Circuit design in biology and machine learning. II. Anomaly detection
Steven A. Frank
TL;DR
This work reframes biological anomaly detection as a problem of learning and using internal models of typical environmental patterns to identify deviations. It develops minimal, cell-scale circuit motifs inspired by machine-learning concepts—atemporal and temporal anomaly detection, multivariate integration, cascaded boosting, and dimensionality reduction via encoders—for robust classification with small circuits.
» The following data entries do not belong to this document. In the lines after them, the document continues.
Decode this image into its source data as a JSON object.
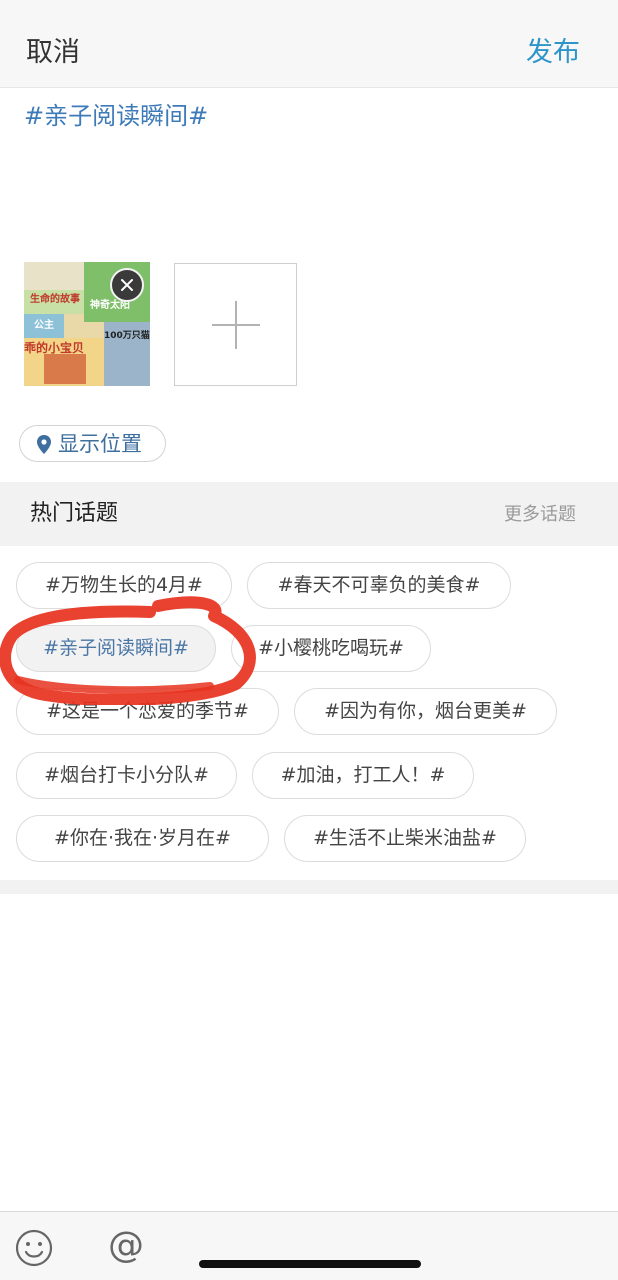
{
  "header": {
    "cancel_label": "取消",
    "publish_label": "发布"
  },
  "compose": {
    "text": "#亲子阅读瞬间#",
    "image_texts": [
      "生命的故事",
      "神奇太阳",
      "公主",
      "乖的小宝贝",
      "100万只猫"
    ]
  },
  "location": {
    "label": "显示位置",
    "icon": "location-pin-icon"
  },
  "hot_topics": {
    "title": "热门话题",
    "more_label": "更多话题",
    "items": [
      {
        "label": "#万物生长的4月#",
        "selected": false
      },
      {
        "label": "#春天不可辜负的美食#",
        "selected": false
      },
      {
        "label": "#亲子阅读瞬间#",
        "selected": true
      },
      {
        "label": "#小樱桃吃喝玩#",
        "selected": false
      },
      {
        "label": "#这是一个恋爱的季节#",
        "selected": false
      },
      {
        "label": "#因为有你，烟台更美#",
        "selected": false
      },
      {
        "label": "#烟台打卡小分队#",
        "selected": false
      },
      {
        "label": "#加油，打工人！#",
        "selected": false
      },
      {
        "label": "#你在·我在·岁月在#",
        "selected": false
      },
      {
        "label": "#生活不止柴米油盐#",
        "selected": false
      }
    ]
  },
  "toolbar": {
    "emoji_icon": "emoji-icon",
    "at_label": "@"
  },
  "colors": {
    "accent": "#2e95c8",
    "topic_text": "#3d7ab8",
    "annotation": "#e8321e"
  }
}
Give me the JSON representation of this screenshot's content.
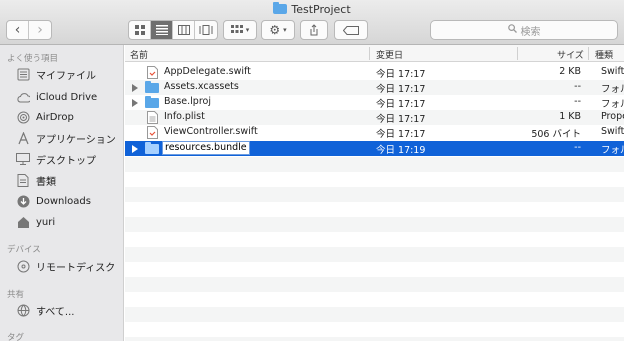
{
  "window": {
    "title": "TestProject"
  },
  "toolbar": {
    "back_label": "‹",
    "forward_label": "›",
    "search_placeholder": "検索",
    "view_modes": [
      "icon",
      "list",
      "column",
      "coverflow"
    ],
    "active_view": "list"
  },
  "sidebar": {
    "sections": [
      {
        "heading": "よく使う項目",
        "items": [
          {
            "label": "マイファイル",
            "icon": "all-files-icon"
          },
          {
            "label": "iCloud Drive",
            "icon": "cloud-icon"
          },
          {
            "label": "AirDrop",
            "icon": "airdrop-icon"
          },
          {
            "label": "アプリケーション",
            "icon": "applications-icon"
          },
          {
            "label": "デスクトップ",
            "icon": "desktop-icon"
          },
          {
            "label": "書類",
            "icon": "documents-icon"
          },
          {
            "label": "Downloads",
            "icon": "downloads-icon"
          },
          {
            "label": "yuri",
            "icon": "home-icon"
          }
        ]
      },
      {
        "heading": "デバイス",
        "items": [
          {
            "label": "リモートディスク",
            "icon": "disc-icon"
          }
        ]
      },
      {
        "heading": "共有",
        "items": [
          {
            "label": "すべて...",
            "icon": "network-icon"
          }
        ]
      },
      {
        "heading": "タグ",
        "items": []
      }
    ]
  },
  "columns": {
    "name": "名前",
    "modified": "変更日",
    "size": "サイズ",
    "kind": "種類"
  },
  "files": [
    {
      "name": "AppDelegate.swift",
      "modified": "今日 17:17",
      "size": "2 KB",
      "kind": "Swift",
      "type": "file",
      "expandable": false
    },
    {
      "name": "Assets.xcassets",
      "modified": "今日 17:17",
      "size": "--",
      "kind": "フォル",
      "type": "folder",
      "expandable": true
    },
    {
      "name": "Base.lproj",
      "modified": "今日 17:17",
      "size": "--",
      "kind": "フォル",
      "type": "folder",
      "expandable": true
    },
    {
      "name": "Info.plist",
      "modified": "今日 17:17",
      "size": "1 KB",
      "kind": "Prope",
      "type": "file",
      "expandable": false
    },
    {
      "name": "ViewController.swift",
      "modified": "今日 17:17",
      "size": "506 バイト",
      "kind": "Swift",
      "type": "file",
      "expandable": false
    },
    {
      "name": "resources.bundle",
      "modified": "今日 17:19",
      "size": "--",
      "kind": "フォル",
      "type": "folder",
      "expandable": true,
      "selected": true,
      "editing": true
    }
  ],
  "colors": {
    "accent": "#1062d8",
    "folder": "#5aa7e8",
    "sidebar_bg": "#e8e8ea"
  }
}
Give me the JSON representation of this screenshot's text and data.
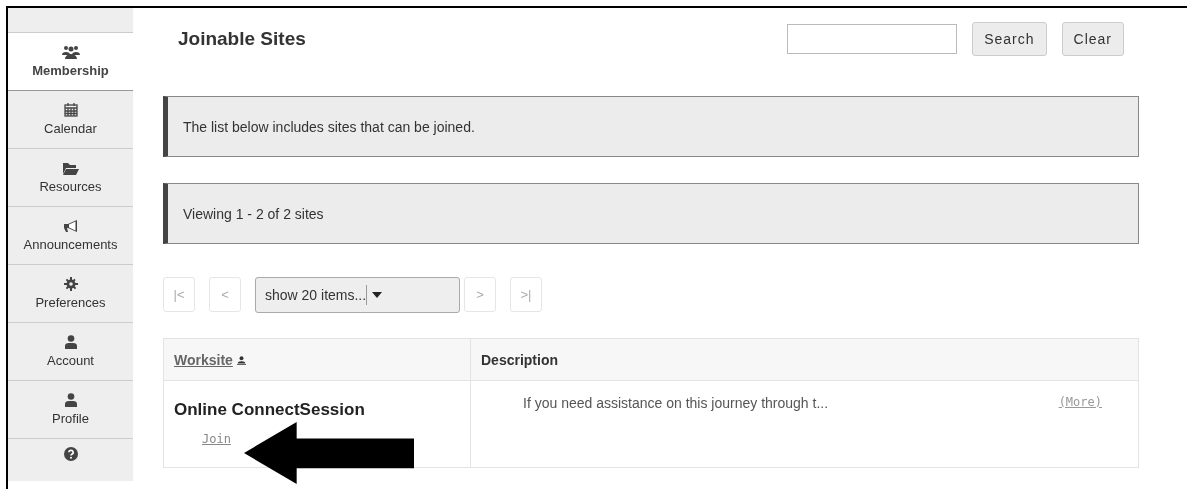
{
  "sidebar": {
    "items": [
      {
        "kind": "group",
        "label": "Membership",
        "selected": true
      },
      {
        "kind": "calendar",
        "label": "Calendar",
        "selected": false
      },
      {
        "kind": "folder",
        "label": "Resources",
        "selected": false
      },
      {
        "kind": "megaphone",
        "label": "Announcements",
        "selected": false
      },
      {
        "kind": "gear",
        "label": "Preferences",
        "selected": false
      },
      {
        "kind": "user",
        "label": "Account",
        "selected": false
      },
      {
        "kind": "user",
        "label": "Profile",
        "selected": false
      },
      {
        "kind": "help",
        "selected": false
      }
    ]
  },
  "main": {
    "title": "Joinable Sites",
    "search_buttons": [
      "Search",
      "Clear"
    ],
    "notices": [
      "The list below includes sites that can be joined.",
      "Viewing 1 - 2 of 2 sites"
    ],
    "pager": {
      "first": "|<",
      "previous": "<",
      "page_size": "show 20 items...",
      "next": ">",
      "last": ">|"
    },
    "table": {
      "columns": [
        {
          "label": "Worksite",
          "sorted": true
        },
        {
          "label": "Description",
          "sorted": false
        }
      ],
      "rows": [
        {
          "worksite": "Online ConnectSession",
          "action": "Join",
          "description": "If you need assistance on this journey through t...",
          "more": "(More)"
        }
      ]
    }
  }
}
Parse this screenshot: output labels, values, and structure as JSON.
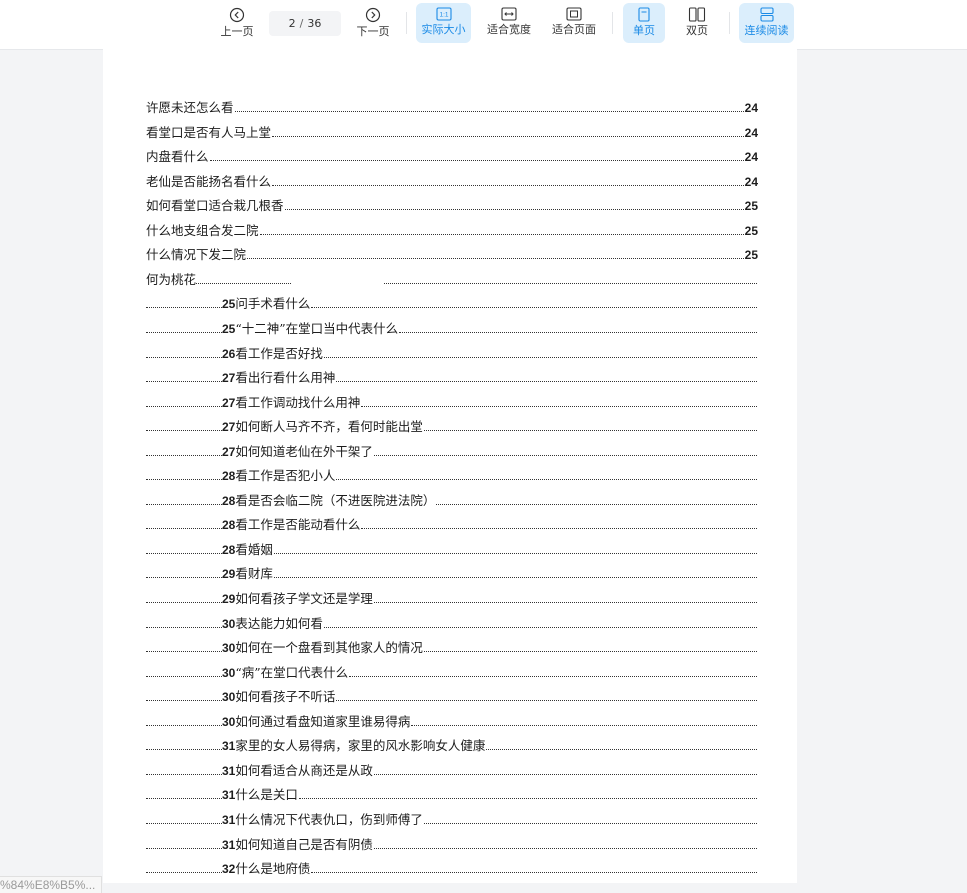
{
  "toolbar": {
    "prev_label": "上一页",
    "next_label": "下一页",
    "current_page": "2",
    "total_pages": "36",
    "actual_size_label": "实际大小",
    "fit_width_label": "适合宽度",
    "fit_page_label": "适合页面",
    "single_page_label": "单页",
    "double_page_label": "双页",
    "continuous_label": "连续阅读",
    "actual_size_icon_text": "1:1",
    "accent_color": "#1a8ae6",
    "active_bg": "#dbeefc"
  },
  "toc": {
    "entries": [
      {
        "title": "许愿未还怎么看",
        "page": "24"
      },
      {
        "title": "看堂口是否有人马上堂",
        "page": "24"
      },
      {
        "title": "内盘看什么",
        "page": "24"
      },
      {
        "title": "老仙是否能扬名看什么",
        "page": "24"
      },
      {
        "title": "如何看堂口适合栽几根香",
        "page": "25"
      },
      {
        "title": "什么地支组合发二院",
        "page": "25"
      },
      {
        "title": "什么情况下发二院",
        "page": "25"
      },
      {
        "title": "何为桃花",
        "page": ""
      }
    ],
    "shifted": [
      {
        "page": "25",
        "title": "问手术看什么"
      },
      {
        "page": "25",
        "title": "“十二神”在堂口当中代表什么"
      },
      {
        "page": "26",
        "title": "看工作是否好找"
      },
      {
        "page": "27",
        "title": "看出行看什么用神"
      },
      {
        "page": "27",
        "title": "看工作调动找什么用神"
      },
      {
        "page": "27",
        "title": "如何断人马齐不齐，看何时能出堂"
      },
      {
        "page": "27",
        "title": "如何知道老仙在外干架了"
      },
      {
        "page": "28",
        "title": "看工作是否犯小人"
      },
      {
        "page": "28",
        "title": "看是否会临二院（不进医院进法院）"
      },
      {
        "page": "28",
        "title": "看工作是否能动看什么"
      },
      {
        "page": "28",
        "title": "看婚姻"
      },
      {
        "page": "29",
        "title": "看财库"
      },
      {
        "page": "29",
        "title": "如何看孩子学文还是学理"
      },
      {
        "page": "30",
        "title": "表达能力如何看"
      },
      {
        "page": "30",
        "title": "如何在一个盘看到其他家人的情况"
      },
      {
        "page": "30",
        "title": "“病”在堂口代表什么"
      },
      {
        "page": "30",
        "title": "如何看孩子不听话"
      },
      {
        "page": "30",
        "title": "如何通过看盘知道家里谁易得病"
      },
      {
        "page": "31",
        "title": "家里的女人易得病，家里的风水影响女人健康"
      },
      {
        "page": "31",
        "title": "如何看适合从商还是从政"
      },
      {
        "page": "31",
        "title": "什么是关口"
      },
      {
        "page": "31",
        "title": "什么情况下代表仇口，伤到师傅了"
      },
      {
        "page": "31",
        "title": "如何知道自己是否有阴债"
      },
      {
        "page": "32",
        "title": "什么是地府债"
      }
    ]
  },
  "status_url": "%84%E8%B5%..."
}
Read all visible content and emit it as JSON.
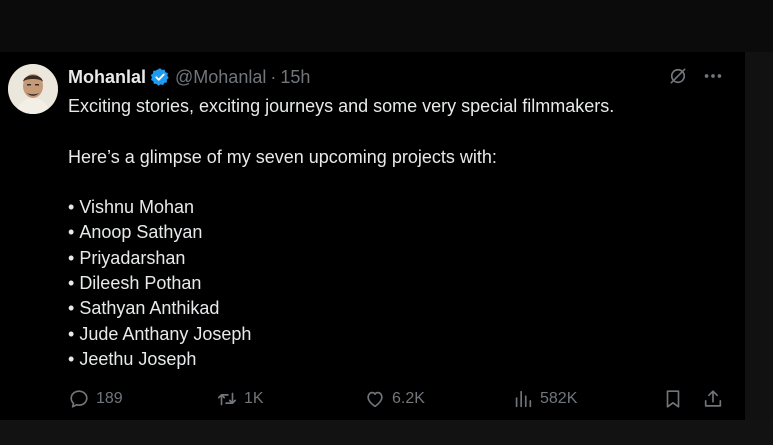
{
  "tweet": {
    "author_name": "Mohanlal",
    "handle": "@Mohanlal",
    "separator": "·",
    "time": "15h",
    "line1": "Exciting stories, exciting journeys and some very special filmmakers.",
    "line2": "Here’s a glimpse of my seven upcoming projects with:",
    "directors": [
      "Vishnu Mohan",
      "Anoop Sathyan",
      "Priyadarshan",
      "Dileesh Pothan",
      "Sathyan Anthikad",
      "Jude Anthany Joseph",
      "Jeethu Joseph"
    ]
  },
  "actions": {
    "replies": "189",
    "reposts": "1K",
    "likes": "6.2K",
    "views": "582K"
  },
  "icons": {
    "verified": "verified-badge-icon",
    "grok": "grok-icon",
    "more": "more-icon",
    "reply": "reply-icon",
    "repost": "repost-icon",
    "like": "heart-icon",
    "views": "views-icon",
    "bookmark": "bookmark-icon",
    "share": "share-icon"
  },
  "colors": {
    "background": "#000000",
    "text": "#e7e9ea",
    "muted": "#71767b",
    "verified": "#1d9bf0"
  }
}
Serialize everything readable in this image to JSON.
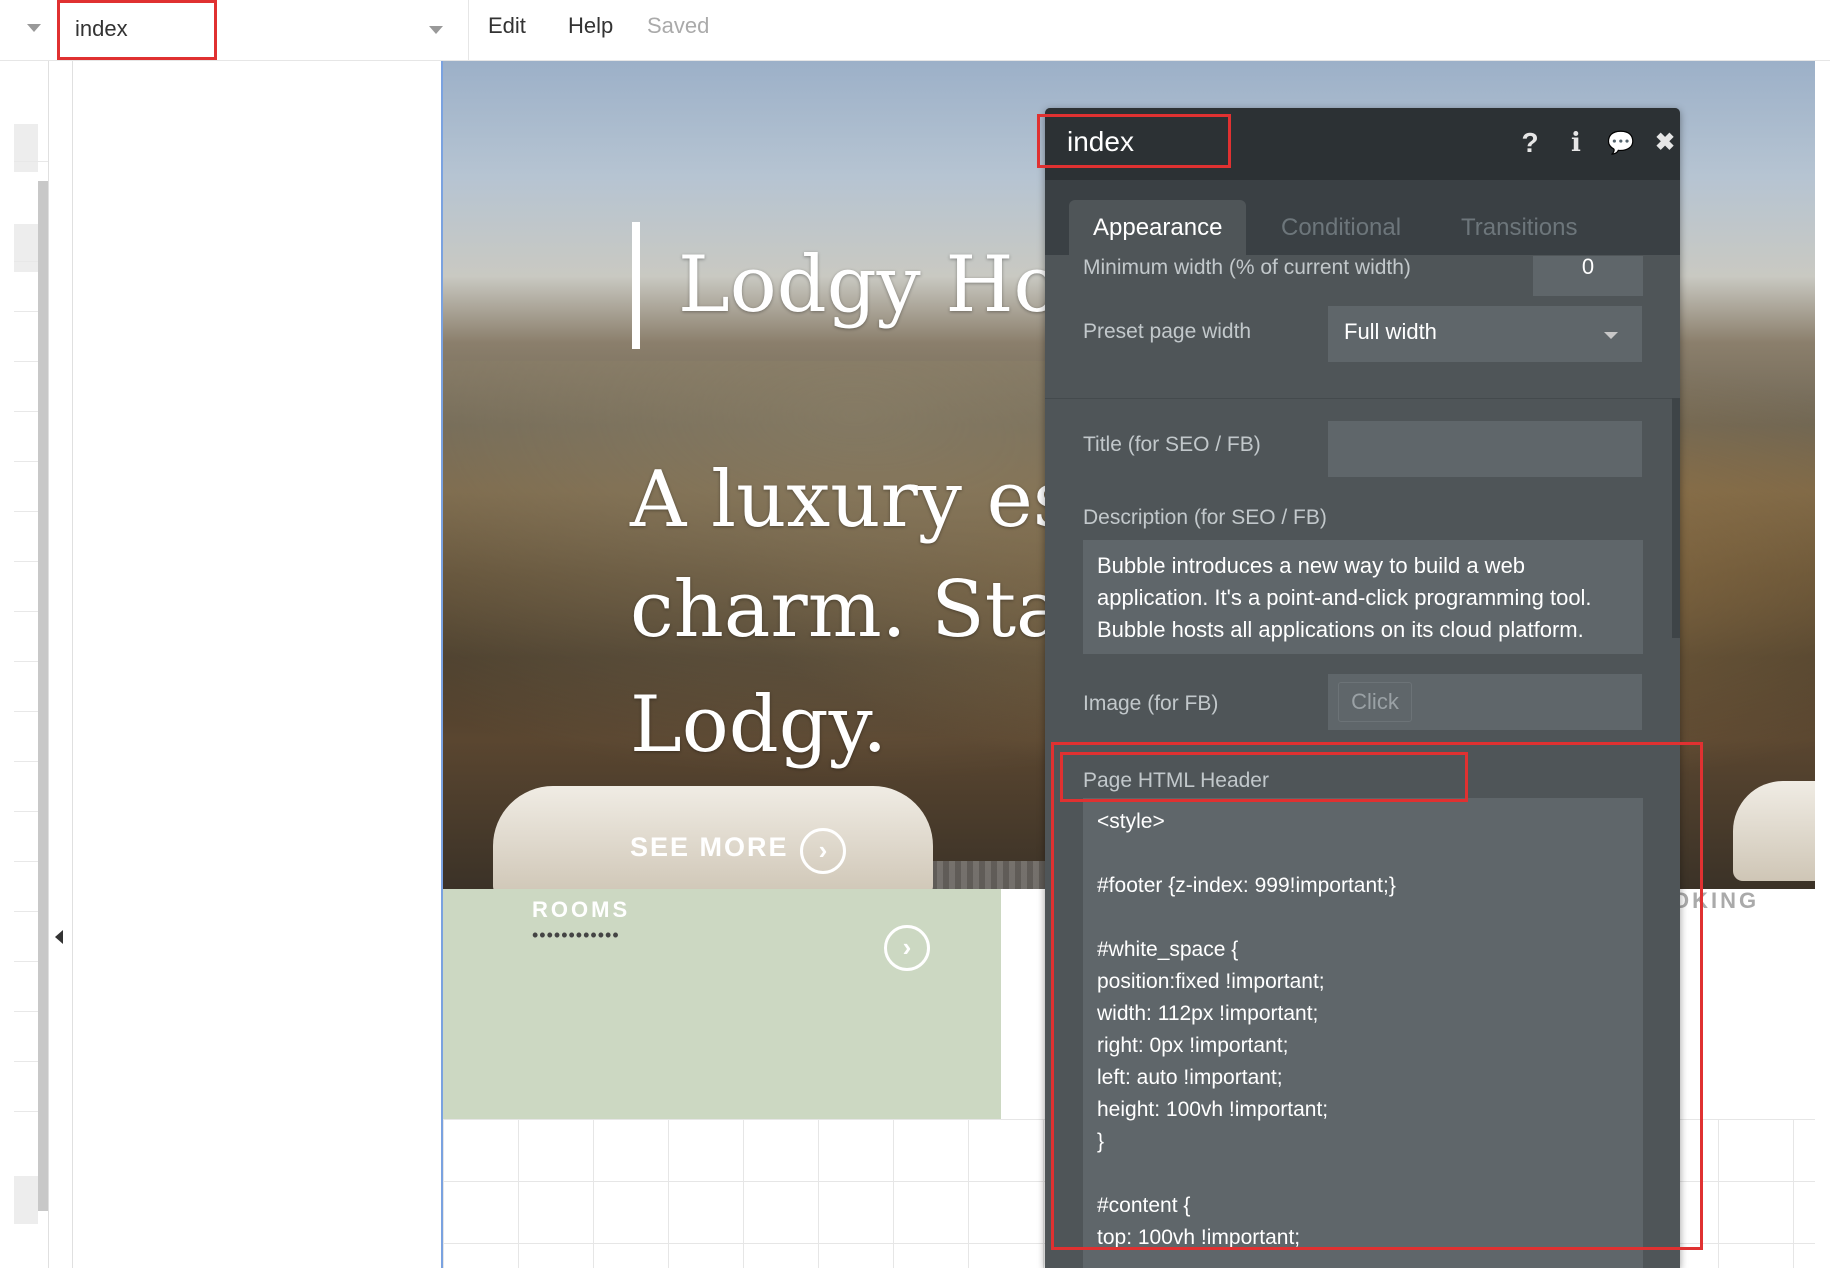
{
  "topbar": {
    "page_name": "index",
    "menu": {
      "edit": "Edit",
      "help": "Help",
      "status": "Saved"
    }
  },
  "canvas": {
    "title": "Lodgy Hot",
    "tagline_lines": [
      "A luxury es",
      "charm. Stay",
      "Lodgy."
    ],
    "see_more": "SEE MORE",
    "rooms_label": "ROOMS",
    "rooms_dots": "••••••••••••",
    "booking_label": "OKING",
    "circle_arrow": "›"
  },
  "editor": {
    "title": "index",
    "icons": [
      "help-icon",
      "info-icon",
      "comment-icon",
      "close-icon"
    ],
    "icon_glyphs": {
      "help": "?",
      "info": "i",
      "comment": "💬",
      "close": "✖"
    },
    "tabs": [
      {
        "label": "Appearance",
        "active": true
      },
      {
        "label": "Conditional",
        "active": false
      },
      {
        "label": "Transitions",
        "active": false
      }
    ],
    "min_width_label": "Minimum width (% of current width)",
    "min_width_value": "0",
    "preset_width_label": "Preset page width",
    "preset_width_value": "Full width",
    "seo_title_label": "Title (for SEO / FB)",
    "seo_title_value": "",
    "seo_desc_label": "Description (for SEO / FB)",
    "seo_desc_value": "Bubble introduces a new way to build a web application. It's a point-and-click programming tool. Bubble hosts all applications on its cloud platform.",
    "image_label": "Image (for FB)",
    "image_button": "Click",
    "html_header_label": "Page HTML Header",
    "html_header_lines": [
      "<style>",
      "",
      "#footer {z-index: 999!important;}",
      "",
      "#white_space {",
      "position:fixed !important;",
      "width: 112px !important;",
      "right: 0px !important;",
      "left: auto !important;",
      "height: 100vh !important;",
      "}",
      "",
      "#content {",
      "top: 100vh !important;"
    ]
  },
  "colors": {
    "highlight": "#e03131",
    "panel_bg": "#4f5558",
    "panel_header": "#2c3134",
    "rooms_bg": "#ccd8c2"
  }
}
The paper demonstrates, through illustrative models, that simple Hill-function–based receptors, moving-average trend tracking, and encoder-based representations can achieve substantial anomaly-detection performance and offer plausible evolutionary pathways for circuit design. Overall, the study provides a unified, cross-disciplinary framework linking biological circuit design to ML strategies, with implications for synthetic biology, neuroscience, and understanding evolution of computational strategies in living systems.
Abstract
Anomaly detection is a well-established field in machine learning, identifying observations that deviate from typical patterns. The principles of anomaly detection could enhance our understanding of how biological systems recognize and respond to atypical environmental inputs. However, this approach has received limited attention in analyses of cellular and physiological circuits. This study builds on machine learning techniques -- such as dimensionality reduction, boosted decision trees, and anomaly classification -- to develop a conceptual framework for biological circuits. One problem is that machine learning circuits tend to be unrealistically large for use by cellular and physiological systems. I therefore focus on minimal circuits inspired by machine learning concepts, reduced to cellular scale. Through illustrative models, I demonstrate that small circuits can provide useful classification of anomalies. The analysis also shows how principles from machine learning -- such as temporal and atemporal anomaly detection, multivariate signal integration, and hierarchical decision-making cascades -- can inform hypotheses about the design and evolution of cellular circuits. This interdisciplinary approach enhances our understanding of cellular circuits and highlights the universal nature of computational strategies across biological and artificial systems.